Deze handelwijze van de verdachte is in strijd met de op die dag vastgestelde en direct van kracht zijnde en voor de verdachte kenbare omgangsregeling en is daarnaast tegen de uitdrukkelijke en voor de verdachte kenbare wil van de moeder. Dit gegeven leidt het hof tot de vaststelling dat het ten laste gelegde bewezen kan worden in die zin dat de verdachte opzettelijk zijn zoon [betrokkene 1] heeft onttrokken aan het gezag van degene die dit over hem uitoefent, namelijk zijn ex echtgenote."
2.3.
De tenlastelegging is toegesneden op art. 279, eerste lid, Sr. Daarom moet de in de tenlastelegging en bewezenverklaring voorkomende term 'onttrekken' geacht worden aldaar te zijn gebezigd in dezelfde betekenis die daaraan toekomt in dat artikel.
2.4.
Art. 279, eerste lid, Sr luidt:
"Hij die opzettelijk een minderjarige onttrekt aan het wettig over hem gesteld gezag of aan het opzicht van degene die dit desbevoegd over hem uitoefent, wordt gestraft met gevangenisstraf van ten hoogste zes jaren of geldboete van de vierde categorie."
2.5.
De klacht berust op de opvatting dat het kortstondig niet naleven van de bij een rechterlijke beslissing vastgestelde omgangsregeling niet 'het onttrekken' van een minderjarige aan het gezag in de zin van art. 279 Sr oplevert, temeer niet nu degene die het gezag over de minderjarige uitoefende bekend was met de verblijfplaats van de minderjarige. Deze opvatting is onjuist (vgl. HR 13 december 1966, NJ 1967/162 en HR 15 februari 2005, ECLI:NL:HR:2005:AR8250, NJ 2005/218). De klacht faalt.
2.6.
Ook voor het overige kan het middel niet tot cassatie leiden. Dit behoeft, gezien art. 81, eerste lid, RO, geen nadere motivering nu het middel in zoverre niet noopt tot beantwoording van rechtsvragen in het belang van de rechtseenheid of de rechtsontwikkeling.

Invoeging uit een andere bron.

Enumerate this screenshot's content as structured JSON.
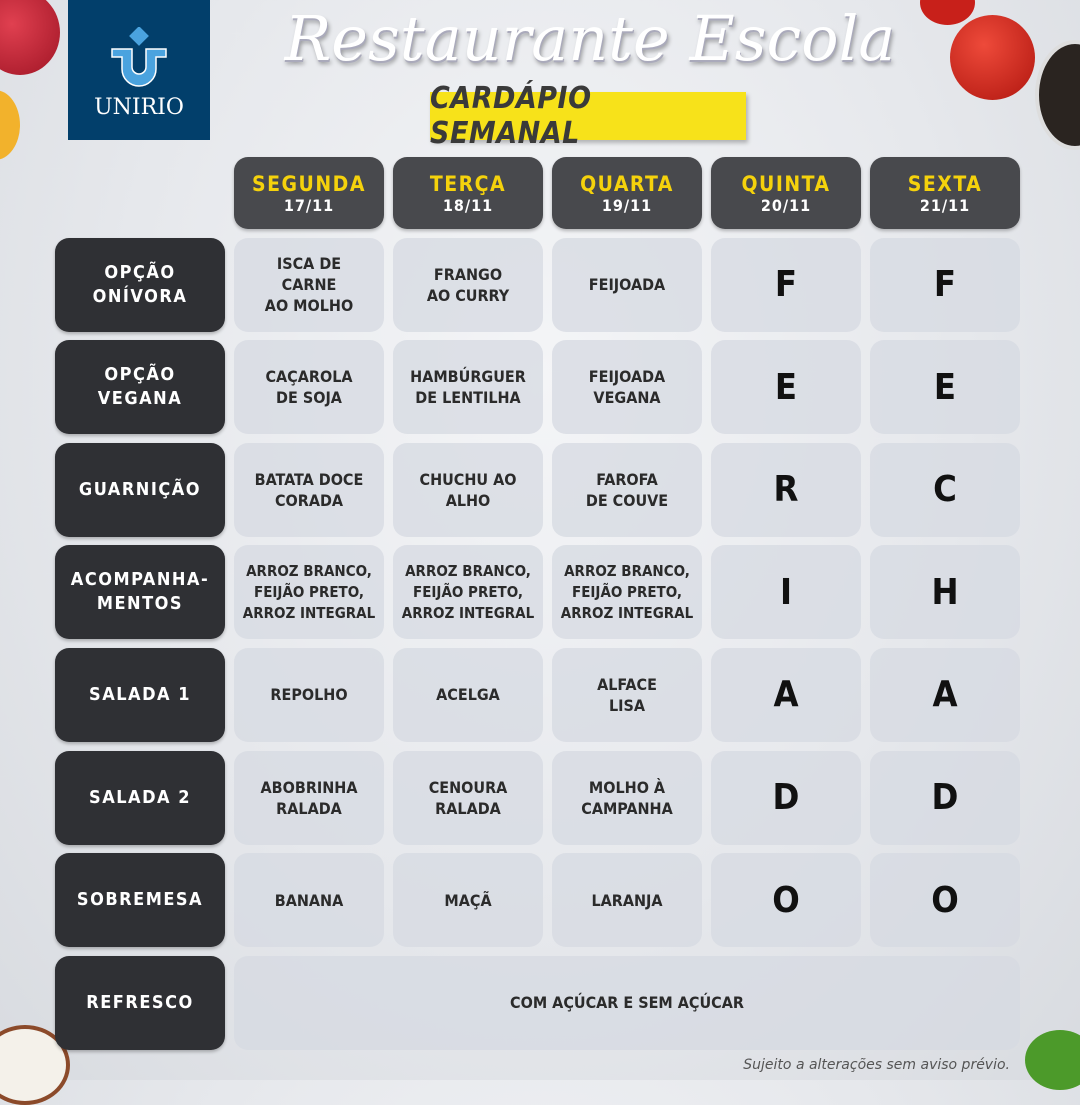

3.Ambtshalve beoordeling van de bestreden uitspraak

De Hoge Raad doet uitspraak nadat meer dan 2 jaren zijn verstreken na het instellen van het cassatieberoep. Dat brengt mee dat de redelijke termijn als bedoeld in art. 6, eerste lid, EVRM is overschreden. Gelet op de aan de verdachte opgelegde geldboete van € 500,-, subsidiair 10 dagen hechtenis, voorwaardelijk met een proeftijd van 2 jaren, en de mate waarin de redelijke termijn is overschreden, is er geen aanleiding om aan het oordeel dat de redelijke termijn is overschreden enig rechtsgevolg te verbinden en zal de Hoge Raad met dat oordeel volstaan.

4.Beslissing

De Hoge Raad verwerpt het beroep.
Dit arrest is gewezen door de vice-president J. de Hullu als voorzitter, en de raadsheren E.S.G.N.A.I. van de Griend en M.J. Borgers, in bijzijn van de waarnemend griffier H.J.S. Kea, en uitgesproken ter openbare terechtzitting van
15 mei 2018.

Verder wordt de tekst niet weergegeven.